Search code examples
phpregexpreg-match

PHP preg_match returning character count of string instead of expected result


I am trying to search for variables being defined in a shell script.

<?php
$code = '
#!/bin/bash
foo = "Hello world!"
bar="123"
echo -e "The value of foo is $foo\n"
echo -e "The value of bar is $bar"
';
$var_pattern = "/(^[a-zA-Z0-9_]+[\= ]+([\"\']?)+(.)+([\"\']?))*$/";
preg_match($var_pattern, $code, $matches, PREG_OFFSET_CAPTURE);
print_r($matches);

There are two variables being defined in the above example (foo & bar). The regex I have checked using regex101.com.

The result I am getting is...

Array
(
    [0] => Array
        (
            [0] => 
            [1] => 121
        )

)

121 appears to be the number of chars within the code.

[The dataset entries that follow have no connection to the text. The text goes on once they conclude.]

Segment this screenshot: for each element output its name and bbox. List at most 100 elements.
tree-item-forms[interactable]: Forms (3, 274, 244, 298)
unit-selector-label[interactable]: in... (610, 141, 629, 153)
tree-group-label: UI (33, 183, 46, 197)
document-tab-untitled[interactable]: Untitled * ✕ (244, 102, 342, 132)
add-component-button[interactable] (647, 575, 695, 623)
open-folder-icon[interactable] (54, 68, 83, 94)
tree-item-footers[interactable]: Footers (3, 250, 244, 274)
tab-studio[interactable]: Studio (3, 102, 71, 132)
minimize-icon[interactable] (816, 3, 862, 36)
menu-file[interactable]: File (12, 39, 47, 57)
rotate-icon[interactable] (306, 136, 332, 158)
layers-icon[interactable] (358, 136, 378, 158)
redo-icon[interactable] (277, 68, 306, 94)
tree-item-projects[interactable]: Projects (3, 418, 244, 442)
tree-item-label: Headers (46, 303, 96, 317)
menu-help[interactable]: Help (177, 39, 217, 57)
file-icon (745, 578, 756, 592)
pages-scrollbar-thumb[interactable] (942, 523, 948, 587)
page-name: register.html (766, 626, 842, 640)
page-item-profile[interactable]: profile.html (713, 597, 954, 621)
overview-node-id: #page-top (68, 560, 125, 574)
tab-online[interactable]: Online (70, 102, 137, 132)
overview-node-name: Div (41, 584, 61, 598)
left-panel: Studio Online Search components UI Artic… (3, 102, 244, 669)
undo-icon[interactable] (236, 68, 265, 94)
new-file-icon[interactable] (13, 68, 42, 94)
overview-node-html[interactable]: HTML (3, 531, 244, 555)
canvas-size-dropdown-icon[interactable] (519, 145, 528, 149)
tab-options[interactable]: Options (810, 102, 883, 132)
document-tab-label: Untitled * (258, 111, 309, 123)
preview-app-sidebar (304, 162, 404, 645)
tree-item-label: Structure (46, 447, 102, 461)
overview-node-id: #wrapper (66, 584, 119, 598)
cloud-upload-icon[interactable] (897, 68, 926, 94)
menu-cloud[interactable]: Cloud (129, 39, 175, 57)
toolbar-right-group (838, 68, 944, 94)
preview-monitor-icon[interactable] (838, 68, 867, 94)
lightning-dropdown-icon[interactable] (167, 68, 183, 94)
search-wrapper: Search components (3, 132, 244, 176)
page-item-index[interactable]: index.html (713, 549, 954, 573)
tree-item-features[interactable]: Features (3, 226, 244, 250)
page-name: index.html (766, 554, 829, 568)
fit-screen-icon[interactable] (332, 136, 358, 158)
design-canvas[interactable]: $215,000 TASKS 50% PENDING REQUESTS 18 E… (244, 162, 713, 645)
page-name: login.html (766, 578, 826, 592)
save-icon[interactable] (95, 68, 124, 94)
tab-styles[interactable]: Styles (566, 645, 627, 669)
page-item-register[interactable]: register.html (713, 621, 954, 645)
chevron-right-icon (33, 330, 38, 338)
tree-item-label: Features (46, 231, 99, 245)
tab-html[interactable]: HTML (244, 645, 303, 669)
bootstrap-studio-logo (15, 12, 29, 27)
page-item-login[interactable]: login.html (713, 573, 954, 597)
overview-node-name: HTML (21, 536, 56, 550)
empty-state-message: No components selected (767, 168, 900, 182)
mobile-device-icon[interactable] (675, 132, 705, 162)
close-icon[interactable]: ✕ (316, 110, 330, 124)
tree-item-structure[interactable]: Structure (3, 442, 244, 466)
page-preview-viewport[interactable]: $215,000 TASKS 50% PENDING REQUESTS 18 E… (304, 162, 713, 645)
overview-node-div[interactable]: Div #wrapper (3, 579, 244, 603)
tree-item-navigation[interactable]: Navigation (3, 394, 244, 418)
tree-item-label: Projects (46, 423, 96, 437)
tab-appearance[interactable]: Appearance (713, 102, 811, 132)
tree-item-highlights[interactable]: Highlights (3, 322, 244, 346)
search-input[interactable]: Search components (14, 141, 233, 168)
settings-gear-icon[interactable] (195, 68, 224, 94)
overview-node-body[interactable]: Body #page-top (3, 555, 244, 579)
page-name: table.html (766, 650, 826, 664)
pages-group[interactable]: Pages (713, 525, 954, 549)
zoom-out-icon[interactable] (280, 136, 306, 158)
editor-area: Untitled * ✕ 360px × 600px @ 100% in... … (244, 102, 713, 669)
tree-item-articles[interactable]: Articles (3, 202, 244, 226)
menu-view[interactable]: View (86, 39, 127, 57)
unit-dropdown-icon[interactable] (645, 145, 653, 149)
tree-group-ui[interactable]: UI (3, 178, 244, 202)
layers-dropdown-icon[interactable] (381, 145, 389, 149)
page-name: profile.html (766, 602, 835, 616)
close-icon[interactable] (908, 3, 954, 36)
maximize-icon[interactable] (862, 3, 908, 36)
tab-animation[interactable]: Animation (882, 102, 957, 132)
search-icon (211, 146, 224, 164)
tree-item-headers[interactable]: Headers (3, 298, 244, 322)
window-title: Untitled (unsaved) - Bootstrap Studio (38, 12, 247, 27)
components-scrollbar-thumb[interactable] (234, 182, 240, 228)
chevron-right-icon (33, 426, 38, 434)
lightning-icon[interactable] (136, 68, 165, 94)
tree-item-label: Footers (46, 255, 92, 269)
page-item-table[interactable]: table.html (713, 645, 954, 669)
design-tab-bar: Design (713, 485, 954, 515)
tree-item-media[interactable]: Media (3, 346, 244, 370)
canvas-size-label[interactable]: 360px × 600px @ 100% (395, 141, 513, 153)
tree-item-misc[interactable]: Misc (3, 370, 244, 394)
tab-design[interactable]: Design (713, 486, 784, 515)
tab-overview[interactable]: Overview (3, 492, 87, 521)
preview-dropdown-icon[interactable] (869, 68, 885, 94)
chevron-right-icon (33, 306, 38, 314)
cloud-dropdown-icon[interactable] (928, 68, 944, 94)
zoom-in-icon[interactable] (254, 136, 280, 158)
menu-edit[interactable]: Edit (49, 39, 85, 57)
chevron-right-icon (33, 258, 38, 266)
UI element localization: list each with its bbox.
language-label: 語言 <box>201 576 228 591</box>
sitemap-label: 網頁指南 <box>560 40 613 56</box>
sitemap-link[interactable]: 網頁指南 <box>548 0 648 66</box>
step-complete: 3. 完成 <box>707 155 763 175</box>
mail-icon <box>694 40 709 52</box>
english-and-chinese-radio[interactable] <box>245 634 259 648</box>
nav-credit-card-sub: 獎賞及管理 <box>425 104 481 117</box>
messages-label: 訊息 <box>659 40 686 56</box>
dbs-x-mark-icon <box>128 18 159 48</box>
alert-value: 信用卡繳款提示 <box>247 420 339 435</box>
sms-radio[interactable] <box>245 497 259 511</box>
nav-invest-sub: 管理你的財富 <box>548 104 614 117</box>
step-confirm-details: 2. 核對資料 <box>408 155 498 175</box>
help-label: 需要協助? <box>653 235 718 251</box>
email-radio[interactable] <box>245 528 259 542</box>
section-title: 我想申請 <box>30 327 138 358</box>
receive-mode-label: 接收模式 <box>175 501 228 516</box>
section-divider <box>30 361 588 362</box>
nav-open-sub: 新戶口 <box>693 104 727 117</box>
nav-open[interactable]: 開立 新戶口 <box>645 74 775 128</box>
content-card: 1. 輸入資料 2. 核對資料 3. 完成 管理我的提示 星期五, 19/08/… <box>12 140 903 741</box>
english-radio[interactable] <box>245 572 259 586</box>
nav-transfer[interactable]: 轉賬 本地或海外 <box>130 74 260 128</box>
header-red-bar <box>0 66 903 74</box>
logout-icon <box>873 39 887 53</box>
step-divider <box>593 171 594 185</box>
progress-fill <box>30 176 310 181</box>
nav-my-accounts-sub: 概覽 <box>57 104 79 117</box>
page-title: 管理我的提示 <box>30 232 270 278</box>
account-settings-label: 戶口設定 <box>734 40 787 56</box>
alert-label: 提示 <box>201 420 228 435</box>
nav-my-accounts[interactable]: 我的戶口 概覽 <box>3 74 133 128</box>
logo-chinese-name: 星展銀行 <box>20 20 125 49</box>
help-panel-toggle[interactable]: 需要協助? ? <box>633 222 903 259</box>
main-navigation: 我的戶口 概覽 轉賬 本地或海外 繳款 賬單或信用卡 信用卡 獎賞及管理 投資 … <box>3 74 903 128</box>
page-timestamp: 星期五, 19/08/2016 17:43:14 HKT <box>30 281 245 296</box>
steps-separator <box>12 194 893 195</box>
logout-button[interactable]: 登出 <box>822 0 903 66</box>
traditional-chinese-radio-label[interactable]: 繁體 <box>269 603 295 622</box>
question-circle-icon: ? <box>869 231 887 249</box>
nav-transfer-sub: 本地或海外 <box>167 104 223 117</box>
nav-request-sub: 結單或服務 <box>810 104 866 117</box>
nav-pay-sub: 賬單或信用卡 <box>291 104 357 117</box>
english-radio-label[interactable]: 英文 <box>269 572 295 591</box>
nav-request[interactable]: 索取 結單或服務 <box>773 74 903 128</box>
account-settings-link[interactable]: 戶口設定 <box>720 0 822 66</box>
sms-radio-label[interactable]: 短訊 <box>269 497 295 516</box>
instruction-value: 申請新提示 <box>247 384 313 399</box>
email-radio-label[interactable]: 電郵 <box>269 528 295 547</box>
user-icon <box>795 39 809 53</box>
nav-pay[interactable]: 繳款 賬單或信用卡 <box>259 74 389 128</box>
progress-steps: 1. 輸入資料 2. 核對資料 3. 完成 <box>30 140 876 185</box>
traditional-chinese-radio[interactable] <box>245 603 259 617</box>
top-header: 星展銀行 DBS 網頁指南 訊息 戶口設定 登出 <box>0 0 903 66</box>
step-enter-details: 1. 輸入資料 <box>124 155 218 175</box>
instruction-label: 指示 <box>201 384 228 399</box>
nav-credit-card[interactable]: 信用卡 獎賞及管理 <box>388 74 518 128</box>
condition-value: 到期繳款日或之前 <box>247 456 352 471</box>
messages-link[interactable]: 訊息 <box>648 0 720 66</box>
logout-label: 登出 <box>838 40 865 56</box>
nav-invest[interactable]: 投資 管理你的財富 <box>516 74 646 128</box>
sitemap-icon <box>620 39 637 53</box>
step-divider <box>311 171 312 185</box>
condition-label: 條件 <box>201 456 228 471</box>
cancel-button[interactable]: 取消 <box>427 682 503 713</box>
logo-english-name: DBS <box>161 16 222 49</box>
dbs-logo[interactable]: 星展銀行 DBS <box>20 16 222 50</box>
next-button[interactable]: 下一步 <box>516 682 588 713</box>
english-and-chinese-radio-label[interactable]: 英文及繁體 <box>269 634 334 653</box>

The result I am expecting is something more like...

Array
(
    [0] => Array
        (
            [0] => 
            [1] => foo = "Hello world!"
        ),
    [1] => Array
        (
            [0] =>
            [1] => bar="123"
        )
)

Or similar! What am I doing wrong?


Solution

  • Your original approach had a couple of woes:

    • Was missing the /m multiline flag, so ^$ didn't anchor lines.
    • The outer (…)* capture group was completely optionalized *
    • While (.)+ would capture just one letter of the contained value.
    • And PREG_OFFSET_CAPTURE is redundant unless you actually want match positions.

    Since this is more or less a classic ini-style format, you can simply use:

                         key                  value        multiline
                          ↑                     ↑             ↑
     preg_match_all("/^ (\w+) \s*=\s* [\"\']? (.+?) [\"\']? $/mix", $str, $m);
                                 ↓       ↓             ↓
                               equal   quote         quote
    

    And after that you can even reconstruct an associative key→value array from the $m matches array, with =array_combine($m[1], $m[2]).